Tyshawn Sorey MA ’11, assistant professor of music, is called a “preternaturally talented multi-instrumentalist who has built a career in the territory between standard definitions” in an extensive profile in The New York Times.
“In some circles, he’s thought of as a jazz drummer; in others, he fits in more as an avant-garde composer,” the article says of Sorey, who is about to release his sixth album, “Versimilitude.”
The article discusses Sorey’s background, from his modest upbringing in Newark—where his public schools offered little in the way of arts education and his father “helped foster his affinity for music”—to his study of jazz drumming at William Paterson University.
Years later, in graduate school at Wesleyan, Mr. Sorey studied under Mr. [Anthony] Braxton, a founding member of the Association for the Advancement of Creative Musicians, whose compositions use a colorful notation system that ignores the strictures of standard staves. (The association, founded in Chicago in 1965, aims to nurture visionary black composers without accommodating the classical or jazz establishments.)

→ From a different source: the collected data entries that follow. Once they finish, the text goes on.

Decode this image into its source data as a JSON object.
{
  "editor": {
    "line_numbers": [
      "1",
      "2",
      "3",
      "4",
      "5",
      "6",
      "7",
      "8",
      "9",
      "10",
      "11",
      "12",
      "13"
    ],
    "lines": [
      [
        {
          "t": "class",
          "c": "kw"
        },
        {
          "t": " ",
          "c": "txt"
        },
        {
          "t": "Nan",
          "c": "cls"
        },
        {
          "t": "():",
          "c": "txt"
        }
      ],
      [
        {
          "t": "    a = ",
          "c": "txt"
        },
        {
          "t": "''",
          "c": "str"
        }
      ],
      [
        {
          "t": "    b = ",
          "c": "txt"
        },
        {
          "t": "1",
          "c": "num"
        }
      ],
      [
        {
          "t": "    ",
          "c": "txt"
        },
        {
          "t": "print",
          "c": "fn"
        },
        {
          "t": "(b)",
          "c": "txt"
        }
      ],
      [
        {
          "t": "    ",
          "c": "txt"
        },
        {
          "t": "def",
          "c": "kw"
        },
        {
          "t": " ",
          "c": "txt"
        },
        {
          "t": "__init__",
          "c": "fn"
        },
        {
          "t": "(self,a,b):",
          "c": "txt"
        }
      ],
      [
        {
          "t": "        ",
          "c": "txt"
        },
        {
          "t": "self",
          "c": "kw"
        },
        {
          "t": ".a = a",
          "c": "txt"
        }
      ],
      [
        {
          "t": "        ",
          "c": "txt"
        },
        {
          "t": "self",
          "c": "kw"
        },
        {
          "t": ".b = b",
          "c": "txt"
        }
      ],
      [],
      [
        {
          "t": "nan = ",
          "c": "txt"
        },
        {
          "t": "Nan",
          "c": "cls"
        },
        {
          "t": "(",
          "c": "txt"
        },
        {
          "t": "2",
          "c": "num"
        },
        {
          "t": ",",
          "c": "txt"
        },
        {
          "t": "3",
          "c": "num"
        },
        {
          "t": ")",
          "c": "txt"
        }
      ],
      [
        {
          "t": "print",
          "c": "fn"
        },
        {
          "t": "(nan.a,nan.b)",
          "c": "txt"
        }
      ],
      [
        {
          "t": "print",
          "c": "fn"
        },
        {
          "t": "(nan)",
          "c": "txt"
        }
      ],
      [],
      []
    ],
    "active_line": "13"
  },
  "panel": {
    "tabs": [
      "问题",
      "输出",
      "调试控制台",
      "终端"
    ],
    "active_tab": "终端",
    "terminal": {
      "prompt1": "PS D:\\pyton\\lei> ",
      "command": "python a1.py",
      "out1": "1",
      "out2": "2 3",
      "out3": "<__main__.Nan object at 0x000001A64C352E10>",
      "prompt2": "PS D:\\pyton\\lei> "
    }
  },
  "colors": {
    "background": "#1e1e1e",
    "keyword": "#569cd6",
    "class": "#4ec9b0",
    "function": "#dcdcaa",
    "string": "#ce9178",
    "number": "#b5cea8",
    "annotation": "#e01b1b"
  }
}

Mr. Braxton, a longtime academic, has used writing to delineate and defend his own practice, and encouraged Mr. Sorey to embrace his talents as a scholar. “He was saying it’s O.K. to be a black composer in your own way, and to develop your own language, and to also write about it,” Mr. Sorey said. The idea was “to find a way to communicate it to the public, so that you won’t go down in history as being defined by someone else.”